イギリス国内の複数の貯油施設を封鎖し注目されている環境活動家グループJust Stop Oil(ジャスト・ストップ・オイル)のミランダ・ウィルハン氏は4月11日、イギリスの放送局ITVの朝番組「グッドモーニング・ブリテン」に出演し、なぜデモ参加者たちが政府にメッセージを送っているのかを説明した。
「私たちは誰も人々の生活の邪魔をするようなことはしたくありません。ですが、科学や学者が語る石油の世界中への影響を考えると、政府がエネルギー政策や気候誓約に失敗している今、このレベルの行動を起こす必要があるのです」と彼女は語った。
するとキャスターのリチャード・マデリー氏は「でもあなたは、これが非常に複雑な問題、そして議論であることを理解しているでしょう?」と述べた。
「この『Just Stop Oil(石油をやめろ)」』のスローガンは、とても子どもじみていますよね。『石油をやめろ』なんて...。他にもっと言うことがあるでしょう?」
ウィルハン氏が「答えはとてもシンプルです。新たな石油のライセンスを止める必要があるのです」と説明すると、マデリー氏は「妨害することでどう議論が進むんですか?進まないでしょう?単に混乱を引き起こすだけで、否定的な反応が返ってくるだけですよ」と返した。

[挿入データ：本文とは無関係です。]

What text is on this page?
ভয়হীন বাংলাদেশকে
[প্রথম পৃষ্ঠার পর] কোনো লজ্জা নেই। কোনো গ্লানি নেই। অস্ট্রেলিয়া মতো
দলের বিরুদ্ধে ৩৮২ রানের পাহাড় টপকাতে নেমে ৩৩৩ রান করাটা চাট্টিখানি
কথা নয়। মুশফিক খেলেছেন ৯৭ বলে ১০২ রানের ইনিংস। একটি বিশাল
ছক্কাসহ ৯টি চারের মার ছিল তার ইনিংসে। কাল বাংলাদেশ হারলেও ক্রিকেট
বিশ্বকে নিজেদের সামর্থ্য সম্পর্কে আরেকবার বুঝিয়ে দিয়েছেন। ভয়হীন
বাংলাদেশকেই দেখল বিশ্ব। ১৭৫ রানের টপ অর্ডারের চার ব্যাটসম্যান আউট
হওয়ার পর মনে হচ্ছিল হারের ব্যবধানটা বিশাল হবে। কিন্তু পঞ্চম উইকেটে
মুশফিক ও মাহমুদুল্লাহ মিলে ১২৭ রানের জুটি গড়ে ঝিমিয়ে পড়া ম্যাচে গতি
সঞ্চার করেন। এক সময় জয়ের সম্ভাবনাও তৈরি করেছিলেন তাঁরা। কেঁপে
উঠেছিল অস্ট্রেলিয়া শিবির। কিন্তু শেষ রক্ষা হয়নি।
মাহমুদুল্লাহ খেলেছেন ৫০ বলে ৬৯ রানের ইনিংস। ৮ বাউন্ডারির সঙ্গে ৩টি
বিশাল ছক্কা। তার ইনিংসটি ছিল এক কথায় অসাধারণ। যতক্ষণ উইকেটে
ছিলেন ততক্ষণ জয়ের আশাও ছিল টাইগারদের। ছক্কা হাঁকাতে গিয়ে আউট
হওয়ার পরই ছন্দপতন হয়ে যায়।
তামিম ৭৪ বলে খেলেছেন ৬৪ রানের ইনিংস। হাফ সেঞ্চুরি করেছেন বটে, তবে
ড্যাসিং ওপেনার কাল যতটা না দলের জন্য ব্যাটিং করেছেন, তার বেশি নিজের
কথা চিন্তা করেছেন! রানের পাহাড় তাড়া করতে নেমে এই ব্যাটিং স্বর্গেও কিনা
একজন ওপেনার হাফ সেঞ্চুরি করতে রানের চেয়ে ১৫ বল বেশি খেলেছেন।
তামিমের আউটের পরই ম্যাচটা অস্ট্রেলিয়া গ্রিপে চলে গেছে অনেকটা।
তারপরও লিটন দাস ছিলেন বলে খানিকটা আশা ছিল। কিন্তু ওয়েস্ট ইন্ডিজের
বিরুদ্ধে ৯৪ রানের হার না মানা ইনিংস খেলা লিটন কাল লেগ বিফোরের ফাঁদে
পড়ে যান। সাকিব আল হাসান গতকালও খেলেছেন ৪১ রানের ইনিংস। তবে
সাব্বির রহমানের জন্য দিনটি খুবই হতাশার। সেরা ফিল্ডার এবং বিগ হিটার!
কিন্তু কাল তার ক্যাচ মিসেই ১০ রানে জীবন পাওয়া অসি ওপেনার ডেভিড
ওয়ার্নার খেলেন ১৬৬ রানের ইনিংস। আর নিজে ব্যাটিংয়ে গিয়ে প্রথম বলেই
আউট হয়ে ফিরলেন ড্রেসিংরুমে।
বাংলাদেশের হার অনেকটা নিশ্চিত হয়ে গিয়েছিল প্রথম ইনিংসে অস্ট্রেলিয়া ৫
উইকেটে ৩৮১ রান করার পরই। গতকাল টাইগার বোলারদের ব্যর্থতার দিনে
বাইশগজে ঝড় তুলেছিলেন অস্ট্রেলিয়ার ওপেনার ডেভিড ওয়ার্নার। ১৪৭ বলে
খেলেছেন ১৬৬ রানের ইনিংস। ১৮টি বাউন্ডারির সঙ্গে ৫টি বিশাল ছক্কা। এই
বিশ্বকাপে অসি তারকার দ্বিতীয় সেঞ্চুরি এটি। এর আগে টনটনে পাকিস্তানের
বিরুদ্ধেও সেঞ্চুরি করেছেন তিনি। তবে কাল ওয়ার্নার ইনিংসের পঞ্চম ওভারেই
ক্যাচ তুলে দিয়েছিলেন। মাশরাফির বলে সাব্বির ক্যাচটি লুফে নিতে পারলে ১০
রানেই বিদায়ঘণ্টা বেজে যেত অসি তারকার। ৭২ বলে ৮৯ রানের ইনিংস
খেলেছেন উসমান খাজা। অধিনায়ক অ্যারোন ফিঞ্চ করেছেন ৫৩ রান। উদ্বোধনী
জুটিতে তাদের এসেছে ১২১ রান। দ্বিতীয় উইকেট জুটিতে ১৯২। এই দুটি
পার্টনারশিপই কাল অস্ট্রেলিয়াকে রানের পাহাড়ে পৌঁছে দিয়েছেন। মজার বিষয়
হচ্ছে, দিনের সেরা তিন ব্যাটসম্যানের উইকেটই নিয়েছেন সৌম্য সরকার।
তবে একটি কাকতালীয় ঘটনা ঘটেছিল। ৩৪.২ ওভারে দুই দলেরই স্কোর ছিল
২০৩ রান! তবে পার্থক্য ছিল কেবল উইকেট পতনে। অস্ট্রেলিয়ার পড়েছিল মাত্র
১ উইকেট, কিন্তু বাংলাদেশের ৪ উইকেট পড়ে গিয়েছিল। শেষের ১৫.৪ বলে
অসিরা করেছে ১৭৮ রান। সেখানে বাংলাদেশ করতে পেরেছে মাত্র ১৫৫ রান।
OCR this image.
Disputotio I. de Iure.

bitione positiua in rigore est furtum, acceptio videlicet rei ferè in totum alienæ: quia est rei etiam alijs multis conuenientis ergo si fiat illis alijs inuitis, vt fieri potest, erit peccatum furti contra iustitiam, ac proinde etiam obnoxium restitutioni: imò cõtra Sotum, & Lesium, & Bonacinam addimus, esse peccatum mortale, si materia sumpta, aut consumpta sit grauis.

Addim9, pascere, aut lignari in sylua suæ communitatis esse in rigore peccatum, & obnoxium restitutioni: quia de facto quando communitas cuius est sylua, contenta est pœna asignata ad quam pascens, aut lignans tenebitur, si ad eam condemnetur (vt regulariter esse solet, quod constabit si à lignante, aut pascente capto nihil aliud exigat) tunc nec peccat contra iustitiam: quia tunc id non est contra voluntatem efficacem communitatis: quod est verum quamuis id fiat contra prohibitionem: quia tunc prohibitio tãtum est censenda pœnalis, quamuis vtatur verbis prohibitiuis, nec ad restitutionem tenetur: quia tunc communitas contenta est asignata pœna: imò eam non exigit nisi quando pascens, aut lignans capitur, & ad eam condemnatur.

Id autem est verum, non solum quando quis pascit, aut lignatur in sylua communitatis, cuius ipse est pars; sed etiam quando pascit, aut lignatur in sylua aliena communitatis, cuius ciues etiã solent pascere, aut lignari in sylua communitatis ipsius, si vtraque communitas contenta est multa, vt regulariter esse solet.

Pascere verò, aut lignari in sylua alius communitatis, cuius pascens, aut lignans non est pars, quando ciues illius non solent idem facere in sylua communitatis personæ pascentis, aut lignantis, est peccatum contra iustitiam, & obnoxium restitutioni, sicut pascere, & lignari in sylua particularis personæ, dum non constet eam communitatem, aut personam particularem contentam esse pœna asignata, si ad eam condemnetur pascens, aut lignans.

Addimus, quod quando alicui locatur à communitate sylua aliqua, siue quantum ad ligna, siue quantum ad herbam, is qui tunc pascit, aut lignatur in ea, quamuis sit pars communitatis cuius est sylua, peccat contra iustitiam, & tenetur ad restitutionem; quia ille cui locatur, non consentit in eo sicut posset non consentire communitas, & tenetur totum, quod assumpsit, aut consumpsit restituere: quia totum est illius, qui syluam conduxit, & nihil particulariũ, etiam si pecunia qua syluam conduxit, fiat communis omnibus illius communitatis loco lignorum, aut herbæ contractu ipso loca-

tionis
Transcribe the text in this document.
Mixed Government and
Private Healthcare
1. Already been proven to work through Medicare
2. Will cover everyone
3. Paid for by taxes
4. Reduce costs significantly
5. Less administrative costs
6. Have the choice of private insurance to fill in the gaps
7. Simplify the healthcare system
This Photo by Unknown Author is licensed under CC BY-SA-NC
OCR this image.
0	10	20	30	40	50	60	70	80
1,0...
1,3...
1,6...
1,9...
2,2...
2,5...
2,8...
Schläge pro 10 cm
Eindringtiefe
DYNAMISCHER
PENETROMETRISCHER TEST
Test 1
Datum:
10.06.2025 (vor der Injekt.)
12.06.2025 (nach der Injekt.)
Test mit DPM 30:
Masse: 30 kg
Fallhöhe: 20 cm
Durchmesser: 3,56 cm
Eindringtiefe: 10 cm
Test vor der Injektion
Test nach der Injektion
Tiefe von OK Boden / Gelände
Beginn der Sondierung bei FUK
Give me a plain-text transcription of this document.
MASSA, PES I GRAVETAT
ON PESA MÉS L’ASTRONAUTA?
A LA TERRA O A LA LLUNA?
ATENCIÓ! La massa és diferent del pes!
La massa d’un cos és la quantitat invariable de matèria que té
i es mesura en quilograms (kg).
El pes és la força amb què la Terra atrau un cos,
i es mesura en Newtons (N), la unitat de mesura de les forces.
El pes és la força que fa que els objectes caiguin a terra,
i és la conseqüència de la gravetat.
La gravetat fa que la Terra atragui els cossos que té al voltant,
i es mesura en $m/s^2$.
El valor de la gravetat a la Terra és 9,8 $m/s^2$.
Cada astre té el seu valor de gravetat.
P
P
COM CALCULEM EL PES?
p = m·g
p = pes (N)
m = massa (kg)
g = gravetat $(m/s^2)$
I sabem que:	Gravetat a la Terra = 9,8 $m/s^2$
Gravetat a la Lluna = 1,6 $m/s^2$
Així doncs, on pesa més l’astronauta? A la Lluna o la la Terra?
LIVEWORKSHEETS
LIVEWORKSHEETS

マデリー氏は、同番組の視聴者からは「怒りの苦情」しかなく、支援のメッセージは一つもなかったと主張した。
ウィルハン氏はこの批判に対し、「そう言う人たちは、今年発表されたIPCC(国連気候変動に関する政府間パネル)の最新報告書について知っているのでしょうか?私たちは大きな気候災害への道にまっしぐらだと警告しているのです」と指摘し、化石燃料の使用を廃止していくべきだと訴えた。
このやりとりがTwitterでシェアされると、人々は映画『ドント・ルック・アップ』と比較せずにはいられなかったようだ。
2021年に公開され、アカデミー賞にもノミネートされたこの映画は、半年後に彗星が世界を破壊することを警告しようと2人の科学者が奮闘する姿を描いている。
レオナルド・ディカプリオとジェニファー・ローレンスが主演を務めたこの作品は、現在の気候危機に対して世界が十分な行動をとっていないことを暗喩している。
作品中には、ローレンス演じる天文学を学ぶ大学院生が朝番組で「私たちは地球全体が破壊されようとしていることを伝えようとしているのです」と必死に訴えるも、司会者には「朝番組では悪いニュースも軽く伝えるのよ」と軽くあしらわれた。
今回の「グッドモーニング・ブリテン」でのやりとりは、まさにこのシーンを見ているようだ、と話題になった。
Twitterでは、番組キャスターの態度や発言にも批判の声が寄せられた。
出演した活動家のウィルハン氏は番組放送後、「Just Stop Oilの活動について説明しようとテレビ出演したら、『ドント・ルック・アップ』のパロディになってしまった」とタイトルの文章をイギリスのガーディアン紙に寄稿した。
『ドント・ルック・アップ』を観たことがなかったという彼女だが、Twitterで話題になってから鑑賞したといい、SNS上で話題になった理由が分かったと話す。「最悪なのは、司会者やジャーナリストが、気候危機について何十年も研究してきたトップ科学者や学者たちよりもよく分かっているつもりでいて、聞く耳を持たないこと。こういった行為が、世界を滅ぼすのです」と述べた。
SNSに投稿された番組への反応では彼女たち活動家を支持する声が多いと言い、その声を行動に移す必要がある、と重ねて主張した。